Wow thanks, I didn't know about the blacklist file.  That's just what I needed.

----------

## JoseJX

If you are using bcm43xx, I'd really recommend using the latest kernel possible, combined with Larry's patches (Larry provides patches for 2.6.20 and 2.6.21):

ftp://lwfinger.dynalias.org/patches

You might also see better performance by setting the rate to 11M or even 1M on cards with poor TX power levels (4318).

----------

## dch24

This post describes the difference between 'blacklist' and what you are trying to do:

 *Joey Hess wrote:*   

> Package: module-init-tools
> 
> Version: 3.3-pre11-1
> 
> Severity: normal
> ...

 

In other words, this will disable it at the modprobe level. (Then when you want to use it, just add a # to comment out the line, and run update-modules and modprobe it in. Not exactly what you wanted, but ...)
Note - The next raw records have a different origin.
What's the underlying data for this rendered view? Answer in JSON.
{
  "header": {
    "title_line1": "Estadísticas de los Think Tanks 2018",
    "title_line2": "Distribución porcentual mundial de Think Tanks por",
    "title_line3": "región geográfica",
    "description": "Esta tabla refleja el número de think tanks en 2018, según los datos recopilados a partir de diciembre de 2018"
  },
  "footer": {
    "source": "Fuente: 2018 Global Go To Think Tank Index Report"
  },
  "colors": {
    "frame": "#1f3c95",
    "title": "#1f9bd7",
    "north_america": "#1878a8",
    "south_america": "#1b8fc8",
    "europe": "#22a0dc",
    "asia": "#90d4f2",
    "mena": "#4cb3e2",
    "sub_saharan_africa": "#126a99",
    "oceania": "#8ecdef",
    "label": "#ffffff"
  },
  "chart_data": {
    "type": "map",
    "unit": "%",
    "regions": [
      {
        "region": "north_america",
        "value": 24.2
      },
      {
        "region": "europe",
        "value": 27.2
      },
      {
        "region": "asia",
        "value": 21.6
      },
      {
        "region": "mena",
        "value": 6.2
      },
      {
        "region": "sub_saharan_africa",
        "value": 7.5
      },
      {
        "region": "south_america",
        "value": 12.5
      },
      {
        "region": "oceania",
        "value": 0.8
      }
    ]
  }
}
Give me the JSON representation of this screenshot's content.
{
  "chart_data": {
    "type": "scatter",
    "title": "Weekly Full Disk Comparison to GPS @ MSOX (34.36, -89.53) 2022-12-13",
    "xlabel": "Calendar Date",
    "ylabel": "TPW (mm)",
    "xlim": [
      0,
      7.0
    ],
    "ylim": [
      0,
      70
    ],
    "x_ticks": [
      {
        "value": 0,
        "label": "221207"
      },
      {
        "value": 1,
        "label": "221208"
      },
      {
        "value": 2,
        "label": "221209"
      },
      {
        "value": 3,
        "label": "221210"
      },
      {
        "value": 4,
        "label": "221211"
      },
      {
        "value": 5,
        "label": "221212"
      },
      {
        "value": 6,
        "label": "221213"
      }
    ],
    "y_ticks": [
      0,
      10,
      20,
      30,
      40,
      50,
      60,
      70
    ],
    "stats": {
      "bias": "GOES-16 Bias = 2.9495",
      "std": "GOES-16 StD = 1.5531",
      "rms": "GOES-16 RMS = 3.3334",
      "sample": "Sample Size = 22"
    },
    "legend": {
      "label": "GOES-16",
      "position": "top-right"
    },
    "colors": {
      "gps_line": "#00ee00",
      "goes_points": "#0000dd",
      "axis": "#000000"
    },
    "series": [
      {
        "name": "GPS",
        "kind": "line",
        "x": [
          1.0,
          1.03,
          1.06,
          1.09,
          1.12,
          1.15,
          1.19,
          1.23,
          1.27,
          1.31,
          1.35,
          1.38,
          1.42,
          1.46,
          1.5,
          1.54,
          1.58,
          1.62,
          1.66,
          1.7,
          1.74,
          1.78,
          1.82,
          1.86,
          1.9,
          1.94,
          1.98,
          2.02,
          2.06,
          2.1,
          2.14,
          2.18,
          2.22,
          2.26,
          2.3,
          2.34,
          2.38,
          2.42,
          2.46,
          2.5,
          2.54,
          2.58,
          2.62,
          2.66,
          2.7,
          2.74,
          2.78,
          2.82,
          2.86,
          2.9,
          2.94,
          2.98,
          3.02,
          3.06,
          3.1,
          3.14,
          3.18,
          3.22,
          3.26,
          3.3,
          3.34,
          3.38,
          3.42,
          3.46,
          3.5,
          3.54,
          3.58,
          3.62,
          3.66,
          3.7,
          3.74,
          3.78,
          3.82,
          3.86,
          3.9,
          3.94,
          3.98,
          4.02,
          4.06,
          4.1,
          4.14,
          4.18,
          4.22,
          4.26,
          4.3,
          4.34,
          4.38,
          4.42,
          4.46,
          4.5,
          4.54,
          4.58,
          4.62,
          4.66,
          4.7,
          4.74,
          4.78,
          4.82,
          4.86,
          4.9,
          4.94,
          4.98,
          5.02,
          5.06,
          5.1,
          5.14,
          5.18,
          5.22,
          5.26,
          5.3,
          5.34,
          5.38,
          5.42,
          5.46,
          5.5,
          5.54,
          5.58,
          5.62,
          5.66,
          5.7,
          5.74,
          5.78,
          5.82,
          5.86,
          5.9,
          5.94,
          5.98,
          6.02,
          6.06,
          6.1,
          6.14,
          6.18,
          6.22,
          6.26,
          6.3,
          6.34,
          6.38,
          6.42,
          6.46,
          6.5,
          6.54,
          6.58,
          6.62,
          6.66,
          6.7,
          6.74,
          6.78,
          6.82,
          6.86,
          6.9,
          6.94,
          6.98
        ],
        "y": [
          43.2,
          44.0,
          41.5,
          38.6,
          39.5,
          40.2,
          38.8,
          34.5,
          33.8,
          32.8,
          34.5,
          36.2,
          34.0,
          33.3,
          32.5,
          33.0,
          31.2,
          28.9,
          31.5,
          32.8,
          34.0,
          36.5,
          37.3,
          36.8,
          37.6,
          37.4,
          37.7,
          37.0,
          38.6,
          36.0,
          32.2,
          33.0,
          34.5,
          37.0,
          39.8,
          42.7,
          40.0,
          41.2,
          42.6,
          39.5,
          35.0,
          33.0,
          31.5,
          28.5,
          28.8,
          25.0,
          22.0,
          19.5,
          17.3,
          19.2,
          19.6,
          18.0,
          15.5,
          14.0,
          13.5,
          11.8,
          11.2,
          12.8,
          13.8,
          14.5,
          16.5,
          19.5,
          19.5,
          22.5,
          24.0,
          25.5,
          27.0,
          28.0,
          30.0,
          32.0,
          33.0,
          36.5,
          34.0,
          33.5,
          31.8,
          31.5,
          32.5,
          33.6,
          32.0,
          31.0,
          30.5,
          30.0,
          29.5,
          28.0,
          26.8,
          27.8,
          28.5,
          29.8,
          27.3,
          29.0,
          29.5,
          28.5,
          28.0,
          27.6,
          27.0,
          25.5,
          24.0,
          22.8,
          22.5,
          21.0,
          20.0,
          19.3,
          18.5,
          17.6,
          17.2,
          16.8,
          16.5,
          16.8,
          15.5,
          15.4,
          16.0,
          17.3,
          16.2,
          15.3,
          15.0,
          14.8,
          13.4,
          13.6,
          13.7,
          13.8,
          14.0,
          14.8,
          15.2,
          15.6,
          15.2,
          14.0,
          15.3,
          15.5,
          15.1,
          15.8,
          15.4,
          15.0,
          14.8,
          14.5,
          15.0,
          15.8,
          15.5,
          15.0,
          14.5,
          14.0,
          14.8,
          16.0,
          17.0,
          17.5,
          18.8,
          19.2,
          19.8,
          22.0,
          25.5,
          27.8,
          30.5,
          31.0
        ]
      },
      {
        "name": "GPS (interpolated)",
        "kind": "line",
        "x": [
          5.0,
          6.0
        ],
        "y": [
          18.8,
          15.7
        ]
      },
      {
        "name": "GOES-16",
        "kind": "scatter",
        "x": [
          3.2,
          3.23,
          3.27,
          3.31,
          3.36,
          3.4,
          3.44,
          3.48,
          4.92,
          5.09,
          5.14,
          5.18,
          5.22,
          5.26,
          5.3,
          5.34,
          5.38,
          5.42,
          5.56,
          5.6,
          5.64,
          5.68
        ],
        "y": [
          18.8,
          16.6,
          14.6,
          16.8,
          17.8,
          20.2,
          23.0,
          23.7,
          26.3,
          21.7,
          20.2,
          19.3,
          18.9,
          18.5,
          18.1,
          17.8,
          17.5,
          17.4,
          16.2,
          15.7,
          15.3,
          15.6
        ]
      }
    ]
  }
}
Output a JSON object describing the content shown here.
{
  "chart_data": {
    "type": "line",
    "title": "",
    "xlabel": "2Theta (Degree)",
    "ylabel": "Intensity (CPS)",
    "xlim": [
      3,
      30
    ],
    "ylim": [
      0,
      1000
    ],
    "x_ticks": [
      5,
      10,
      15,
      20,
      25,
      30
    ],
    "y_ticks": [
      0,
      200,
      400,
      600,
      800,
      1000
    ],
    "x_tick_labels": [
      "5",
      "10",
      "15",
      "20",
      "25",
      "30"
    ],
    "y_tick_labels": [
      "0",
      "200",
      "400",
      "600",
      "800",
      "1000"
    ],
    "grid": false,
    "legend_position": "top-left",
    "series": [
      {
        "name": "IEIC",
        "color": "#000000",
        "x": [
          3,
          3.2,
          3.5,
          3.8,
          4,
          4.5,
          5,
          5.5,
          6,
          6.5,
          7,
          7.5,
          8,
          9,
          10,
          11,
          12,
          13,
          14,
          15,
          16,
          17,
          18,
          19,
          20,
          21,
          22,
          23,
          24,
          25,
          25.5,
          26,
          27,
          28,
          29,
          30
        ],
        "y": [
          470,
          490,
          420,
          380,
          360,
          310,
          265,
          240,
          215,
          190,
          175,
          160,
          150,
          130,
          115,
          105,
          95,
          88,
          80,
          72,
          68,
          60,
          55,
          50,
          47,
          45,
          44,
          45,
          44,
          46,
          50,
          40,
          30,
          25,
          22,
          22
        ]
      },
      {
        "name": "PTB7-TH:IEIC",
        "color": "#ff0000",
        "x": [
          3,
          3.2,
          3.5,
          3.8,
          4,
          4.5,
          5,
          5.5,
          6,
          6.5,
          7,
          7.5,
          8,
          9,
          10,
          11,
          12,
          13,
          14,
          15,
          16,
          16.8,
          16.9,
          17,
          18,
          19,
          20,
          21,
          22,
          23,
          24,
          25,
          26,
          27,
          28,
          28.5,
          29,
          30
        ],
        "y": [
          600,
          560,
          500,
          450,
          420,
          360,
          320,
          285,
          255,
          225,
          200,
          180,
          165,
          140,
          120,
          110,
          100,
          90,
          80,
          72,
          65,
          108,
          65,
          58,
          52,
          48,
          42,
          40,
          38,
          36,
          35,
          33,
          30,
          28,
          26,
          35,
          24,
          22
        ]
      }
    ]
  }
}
There's a good discussion in the bug #130766 thread about using /etc/conf.d/rc to disable services (so the modules are still loaded but the service doesn't get started) and about the security hole opened by autoloading evbug. The bug is closed because "Comment  #46 From Matthias Schwarzott  2007-02-13 00:16:10 0000  [reply] udev-104-r11 (and -r10) implement the wrapper-based blacklisting, by using the blacklist-lines from modprobe.conf" but I have not seen documentation or an example of how this works.

----------